When tech firms get too big - will Facebook & Google follow the cycle of IBM & Microsoft?

The technology industry is still relatively young, and certainly has a lot more growth to come. But it’s old enough now for us to see the repeating trends that make regulatory and legal restrictions of the big internet companies inevitable.

Google is already under scrutiny by the European Commission, and now Facebook is the focus of political and societal anger for its role in spreading fake news, influencing elections, and its relationship with the controversial data science firm Cambridge Analytica.

We’ve had three major eras in modern technology since the 1960s, and for the first two, the dominant company of the time has eventually been reined back by political pressure.

First, there was IBM in the mainframe age. As long ago as 1969, the US Department of Justice launched an antitrust case against IBM, alleging abuse of a monopoly in the supply of general purpose computers. The legal action lasted for 13 years before being dropped in 1982 – but the move changed IBM as a company and changed the IT industry too.

As part of its attempts to rebut the accusations, IBM for the first time unbundled software and services sales from its mainframe hardware, enabling greater competition and creating a whole new sector in the tech industry.

The forced move eventually proved almost calamitous for IBM. Despite being a pioneer of the PC in the 1980s, IBM’s internal paranoia about further antitrust action contributed to Big Blue missing the full impact of the PC revolution – the second major era of modern IT – leading to what was then the biggest loss in US corporate history, of $8bn in 1992.

The company that made hay while IBM’s profits declined was, of course, Microsoft, which became the dominant player in the PC age. Inevitably, this led to a similar turn of fortune, as Microsoft faced a series of antitrust cases in the US and Europe during the late 1990s and into the 2000s.

Distracted by its legal fights and by the need to change its own culture and sales behaviour, Microsoft was late to the game on the web and online search, and completely missed the rise of mobile, apps and social media. In 2007, then-CEO Steve Ballmer famously dismissed Apple’s new smartphone, saying “There’s no chance that the iPhone is going to get any significant market share.
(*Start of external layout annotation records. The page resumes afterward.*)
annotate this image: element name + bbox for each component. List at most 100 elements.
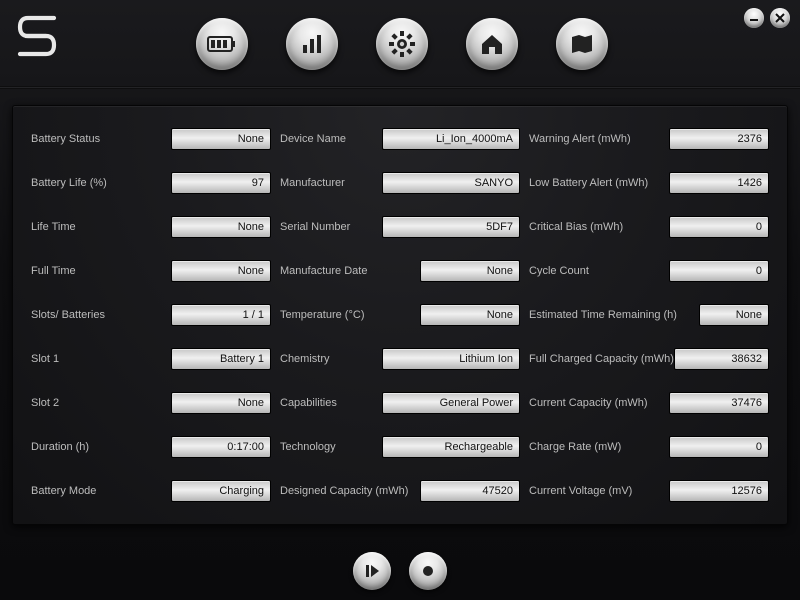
label: Slot 2	[31, 397, 59, 409]
row-life-time: Life Time None	[31, 216, 271, 238]
settings-tab-button[interactable]	[376, 18, 428, 70]
label: Capabilities	[280, 397, 337, 409]
value: 0	[669, 216, 769, 238]
map-tab-button[interactable]	[556, 18, 608, 70]
column-2: Device NameLi_Ion_4000mA Manufacturer SAN…	[280, 128, 520, 514]
value: None	[171, 260, 271, 282]
label: Battery Life (%)	[31, 177, 107, 189]
label: Warning Alert (mWh)	[529, 133, 631, 145]
row-chemistry: Chemistry Lithium Ion	[280, 348, 520, 370]
label: Life Time	[31, 221, 76, 233]
label: Charge Rate (mW)	[529, 441, 621, 453]
value: 0	[669, 260, 769, 282]
value: 97	[171, 172, 271, 194]
home-icon	[478, 30, 506, 58]
row-temperature: Temperature (°C) None	[280, 304, 520, 326]
label: Technology	[280, 441, 336, 453]
column-3: Warning Alert (mWh) 2376 Low Battery Aler…	[529, 128, 769, 514]
value: 1426	[669, 172, 769, 194]
label: Estimated Time Remaining (h)	[529, 309, 677, 321]
label: Temperature (°C)	[280, 309, 364, 321]
label: Device Name	[280, 133, 346, 145]
row-serial-number: Serial Number 5DF7	[280, 216, 520, 238]
value: None	[420, 304, 520, 326]
label: Current Voltage (mV)	[529, 485, 632, 497]
gear-icon	[388, 30, 416, 58]
play-button[interactable]	[353, 552, 391, 590]
row-manufacturer: Manufacturer SANYO	[280, 172, 520, 194]
battery-tab-button[interactable]	[196, 18, 248, 70]
row-cycle-count: Cycle Count 0	[529, 260, 769, 282]
header-bar	[0, 0, 800, 80]
row-current-capacity: Current Capacity (mWh) 37476	[529, 392, 769, 414]
value: 0	[669, 436, 769, 458]
label: Designed Capacity (mWh)	[280, 485, 408, 497]
row-technology: Technology Rechargeable	[280, 436, 520, 458]
row-slots-batteries: Slots/ Batteries1 / 1	[31, 304, 271, 326]
label: Full Charged Capacity (mWh)	[529, 353, 674, 365]
label: Chemistry	[280, 353, 330, 365]
row-battery-status: Battery Status None	[31, 128, 271, 150]
app-window: Battery Status None Battery Life (%) 97 Li…	[0, 0, 800, 600]
value: Battery 1	[171, 348, 271, 370]
minimize-icon	[748, 12, 760, 24]
value: None	[171, 128, 271, 150]
value: General Power	[382, 392, 520, 414]
value: Rechargeable	[382, 436, 520, 458]
info-panel: Battery Status None Battery Life (%) 97 Li…	[12, 105, 788, 525]
row-current-voltage: Current Voltage (mV) 12576	[529, 480, 769, 502]
row-slot1: Slot 1 Battery 1	[31, 348, 271, 370]
value: None	[171, 392, 271, 414]
value: SANYO	[382, 172, 520, 194]
value: 38632	[674, 348, 769, 370]
column-1: Battery Status None Battery Life (%) 97 Li…	[31, 128, 271, 514]
logo	[14, 10, 68, 64]
minimize-button[interactable]	[744, 8, 764, 28]
row-charge-rate: Charge Rate (mW) 0	[529, 436, 769, 458]
home-tab-button[interactable]	[466, 18, 518, 70]
value: 2376	[669, 128, 769, 150]
value: 37476	[669, 392, 769, 414]
label: Slot 1	[31, 353, 59, 365]
row-designed-capacity: Designed Capacity (mWh)47520	[280, 480, 520, 502]
close-icon	[774, 12, 786, 24]
label: Cycle Count	[529, 265, 589, 277]
value: 12576	[669, 480, 769, 502]
footer-controls	[0, 552, 800, 590]
row-device-name: Device NameLi_Ion_4000mA	[280, 128, 520, 150]
value: 5DF7	[382, 216, 520, 238]
row-low-battery-alert: Low Battery Alert (mWh) 1426	[529, 172, 769, 194]
close-button[interactable]	[770, 8, 790, 28]
value: 0:17:00	[171, 436, 271, 458]
value: None	[420, 260, 520, 282]
record-icon	[420, 563, 436, 579]
label: Current Capacity (mWh)	[529, 397, 648, 409]
label: Serial Number	[280, 221, 350, 233]
map-icon	[568, 30, 596, 58]
row-full-time: Full Time None	[31, 260, 271, 282]
nav-toolbar	[196, 18, 608, 70]
label: Manufacturer	[280, 177, 345, 189]
bar-chart-icon	[299, 31, 325, 57]
row-full-charged-capacity: Full Charged Capacity (mWh)38632	[529, 348, 769, 370]
header-divider	[0, 86, 800, 89]
value: Charging	[171, 480, 271, 502]
value: Lithium Ion	[382, 348, 520, 370]
label: Battery Status	[31, 133, 100, 145]
label: Battery Mode	[31, 485, 96, 497]
battery-icon	[207, 35, 237, 53]
row-warning-alert: Warning Alert (mWh) 2376	[529, 128, 769, 150]
play-icon	[364, 563, 380, 579]
record-button[interactable]	[409, 552, 447, 590]
label: Low Battery Alert (mWh)	[529, 177, 648, 189]
row-battery-life-pct: Battery Life (%) 97	[31, 172, 271, 194]
label: Slots/ Batteries	[31, 309, 105, 321]
label: Critical Bias (mWh)	[529, 221, 623, 233]
row-critical-bias: Critical Bias (mWh) 0	[529, 216, 769, 238]
value: None	[171, 216, 271, 238]
stats-tab-button[interactable]	[286, 18, 338, 70]
label: Full Time	[31, 265, 76, 277]
label: Duration (h)	[31, 441, 89, 453]
row-est-time-remaining: Estimated Time Remaining (h)None	[529, 304, 769, 326]
row-battery-mode: Battery Mode Charging	[31, 480, 271, 502]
No chance.” The iPhone subsequently generated more annual revenue than all of Microsoft.

Now we’re in the internet era, and firms like Google and Facebook dominate. They are introducing new business models, and pioneering not just new technologies but new working practices. Society is only now starting to understand the implications of the vast databases of personal information these companies are gathering.

As someone once wrote, privacy is one of the defining challenges of the internet age. Facebook and Google are finding they have reached the limits of what people consider to be acceptable and ethical, after years of pushing those boundaries ever further.

Many experts predict that the next era of IT will be artificial intelligence (AI). As the influence of today’s early AI use rises, will changing political and legal attitudes to Google and Facebook ultimately stifle their plans to dominate in AI too? The historic example of Microsoft and IBM suggests it might – although if it does, that inevitably means there will be new AI giants emerging to restart the cycle.